En même temps, cette crise est celle du système de production en série qui a atteint ses
limites tant à cause de la saturation des marchés
et de leur diversification que de l'inadéquation
de ce modèle de développement pour le tiers monde en plus de l'épuisement des matières
premières qu'il entraîne. De plus, on n'a pas su réaménager la structure institutionnelle pour faire
face à ces nouvelles réalités environnementales. En somme, la crise frappe surtout les pays qui
n’arrivent pas à s’ajuster aux nouvelles technologies, à relever les défis de l’économie
informationnelle et communicationnelle, ce qui a notamment été le cas de l’ancienne Union
soviétique (Castells, 1998 et 1999b).
En réalité, la crise économique, que l'on doit comprendre comme un problème
d'accumulation du capital, provient d'une double crise, l'une sur le plan de la demande et l'autre
sur le plan de l'offre (Leborgne et Lipietz, 1992; Lipietz, 1989).
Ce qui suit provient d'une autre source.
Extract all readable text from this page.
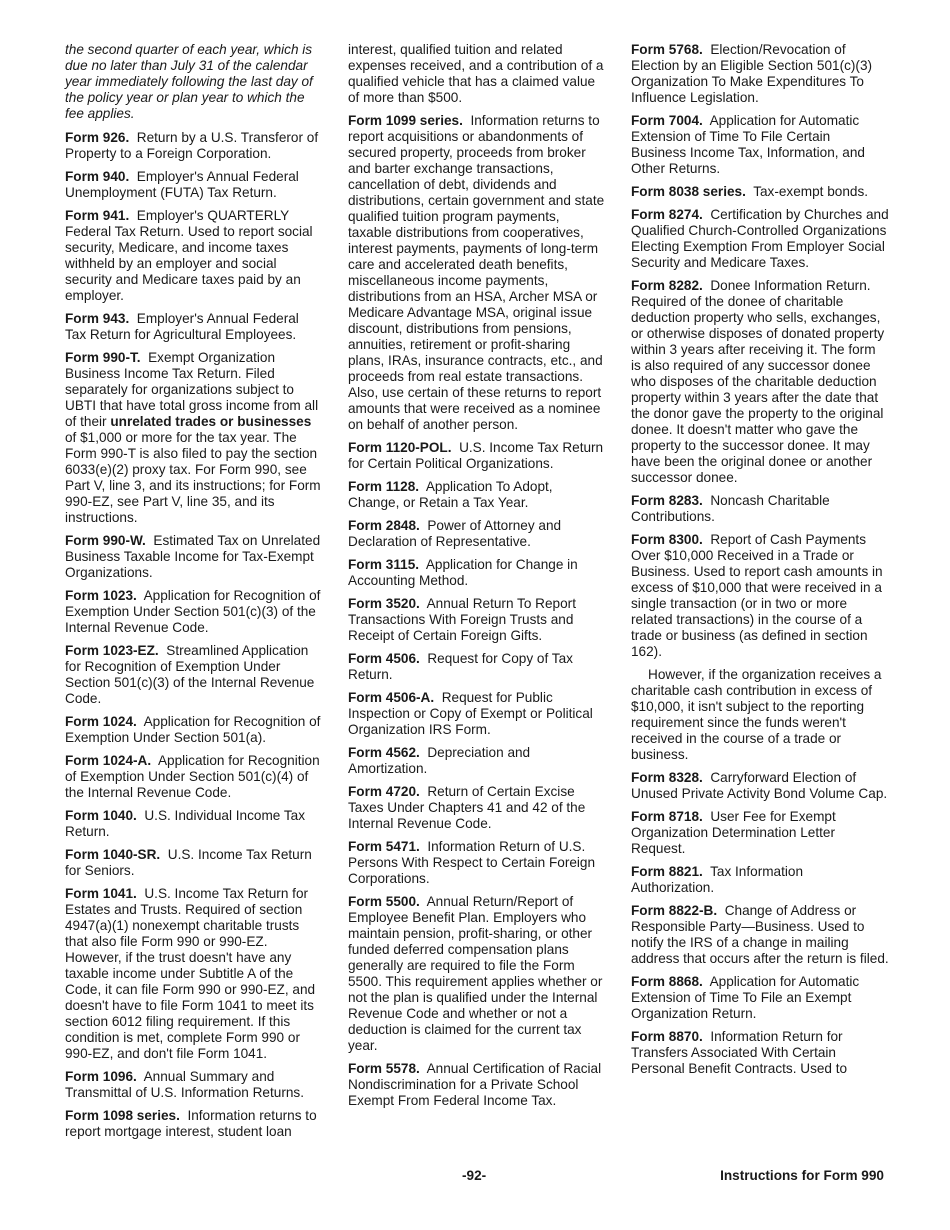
the second quarter of each year, which is due no later than July 31 of the calendar year immediately following the last day of the policy year or plan year to which the fee applies.

Form 926. Return by a U.S. Transferor of Property to a Foreign Corporation.

Form 940. Employer's Annual Federal Unemployment (FUTA) Tax Return.

Form 941. Employer's QUARTERLY Federal Tax Return. Used to report social security, Medicare, and income taxes withheld by an employer and social security and Medicare taxes paid by an employer.

Form 943. Employer's Annual Federal Tax Return for Agricultural Employees.

Form 990-T. Exempt Organization Business Income Tax Return. Filed separately for organizations subject to UBTI that have total gross income from all of their unrelated trades or businesses of $1,000 or more for the tax year. The Form 990-T is also filed to pay the section 6033(e)(2) proxy tax. For Form 990, see Part V, line 3, and its instructions; for Form 990-EZ, see Part V, line 35, and its instructions.

Form 990-W. Estimated Tax on Unrelated Business Taxable Income for Tax-Exempt Organizations.

Form 1023. Application for Recognition of Exemption Under Section 501(c)(3) of the Internal Revenue Code.

Form 1023-EZ. Streamlined Application for Recognition of Exemption Under Section 501(c)(3) of the Internal Revenue Code.

Form 1024. Application for Recognition of Exemption Under Section 501(a).

Form 1024-A. Application for Recognition of Exemption Under Section 501(c)(4) of the Internal Revenue Code.

Form 1040. U.S. Individual Income Tax Return.

Form 1040-SR. U.S. Income Tax Return for Seniors.

Form 1041. U.S. Income Tax Return for Estates and Trusts. Required of section 4947(a)(1) nonexempt charitable trusts that also file Form 990 or 990-EZ. However, if the trust doesn't have any taxable income under Subtitle A of the Code, it can file Form 990 or 990-EZ, and doesn't have to file Form 1041 to meet its section 6012 filing requirement. If this condition is met, complete Form 990 or 990-EZ, and don't file Form 1041.

Form 1096. Annual Summary and Transmittal of U.S. Information Returns.

Form 1098 series. Information returns to report mortgage interest, student loan

interest, qualified tuition and related expenses received, and a contribution of a qualified vehicle that has a claimed value of more than $500.

Form 1099 series. Information returns to report acquisitions or abandonments of secured property, proceeds from broker and barter exchange transactions, cancellation of debt, dividends and distributions, certain government and state qualified tuition program payments, taxable distributions from cooperatives, interest payments, payments of long-term care and accelerated death benefits, miscellaneous income payments, distributions from an HSA, Archer MSA or Medicare Advantage MSA, original issue discount, distributions from pensions, annuities, retirement or profit-sharing plans, IRAs, insurance contracts, etc., and proceeds from real estate transactions. Also, use certain of these returns to report amounts that were received as a nominee on behalf of another person.

Form 1120-POL. U.S. Income Tax Return for Certain Political Organizations.

Form 1128. Application To Adopt, Change, or Retain a Tax Year.

Form 2848. Power of Attorney and Declaration of Representative.

Form 3115. Application for Change in Accounting Method.

Form 3520. Annual Return To Report Transactions With Foreign Trusts and Receipt of Certain Foreign Gifts.

Form 4506. Request for Copy of Tax Return.

Form 4506-A. Request for Public Inspection or Copy of Exempt or Political Organization IRS Form.

Form 4562. Depreciation and Amortization.

Form 4720. Return of Certain Excise Taxes Under Chapters 41 and 42 of the Internal Revenue Code.

Form 5471. Information Return of U.S. Persons With Respect to Certain Foreign Corporations.

Form 5500. Annual Return/Report of Employee Benefit Plan. Employers who maintain pension, profit-sharing, or other funded deferred compensation plans generally are required to file the Form 5500. This requirement applies whether or not the plan is qualified under the Internal Revenue Code and whether or not a deduction is claimed for the current tax year.

Form 5578. Annual Certification of Racial Nondiscrimination for a Private School Exempt From Federal Income Tax.

Form 5768. Election/Revocation of Election by an Eligible Section 501(c)(3) Organization To Make Expenditures To Influence Legislation.

Form 7004. Application for Automatic Extension of Time To File Certain Business Income Tax, Information, and Other Returns.

Form 8038 series. Tax-exempt bonds.

Form 8274. Certification by Churches and Qualified Church-Controlled Organizations Electing Exemption From Employer Social Security and Medicare Taxes.

Form 8282. Donee Information Return. Required of the donee of charitable deduction property who sells, exchanges, or otherwise disposes of donated property within 3 years after receiving it. The form is also required of any successor donee who disposes of the charitable deduction property within 3 years after the date that the donor gave the property to the original donee. It doesn't matter who gave the property to the successor donee. It may have been the original donee or another successor donee.

Form 8283. Noncash Charitable Contributions.

Form 8300. Report of Cash Payments Over $10,000 Received in a Trade or Business. Used to report cash amounts in excess of $10,000 that were received in a single transaction (or in two or more related transactions) in the course of a trade or business (as defined in section 162).

However, if the organization receives a charitable cash contribution in excess of $10,000, it isn't subject to the reporting requirement since the funds weren't received in the course of a trade or business.

Form 8328. Carryforward Election of Unused Private Activity Bond Volume Cap.

Form 8718. User Fee for Exempt Organization Determination Letter Request.

Form 8821. Tax Information Authorization.

Form 8822-B. Change of Address or Responsible Party—Business. Used to notify the IRS of a change in mailing address that occurs after the return is filed.

Form 8868. Application for Automatic Extension of Time To File an Exempt Organization Return.

Form 8870. Information Return for Transfers Associated With Certain Personal Benefit Contracts. Used to

-92-	Instructions for Form 990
Sur le plan de la demande
d'abord, on peut relever deux phénomènes centraux : la concurrence internationale et la
diversification de la demande. D’un côté, la hausse de la compétition entre les États-Unis,
l'Europe et le Japon, et le relèvement des prix des matières premières, du pétrole surtout,
poussèrent les économies nationales à se tourner du côté de l'équilibre des exportations, ce qui les
força à adopter les normes internationales (Boyer, 1986). D'un autre côté, on a vu s'affirmer de
nouvelles demandes pour des biens de consommation plus diversifiés (Piore et Sabel, 1989) à
travers lesquels les individus cherchent de plus en plus à se différencier (Aglietta et Brender,
1984). De plus, de nouveaux groupes de pression et mouvements sociaux résistent à l'imposition
d'un modèle de consommation de masse (Bélanger et Lévesque, 1991).
Mais c'est sans doute du côté de l'offre que la crise se révèle à la fois plus complexe et
plus profonde. Elle apparaît d'abord sous la forme d'une baisse du taux de productivité, d'une
“chute de profitabilité” (Leborgne et Lipietz, 1992), donc de rentabilité du capital (Aglietta,
1982; Lipietz, 1989). Ces symptômes nous révèlent les limites du fordisme comme système de
production aussi bien que de consommation. Tout d'abord, les méthodes tayloristes et fordistes
d'organisation du travail ont atteint leurs limites techniques : la parcellisation poussée des tâches
Cette position a déjà été critiquée par Lipietz (1989) ainsi que par Leborgne et Lipietz (1992).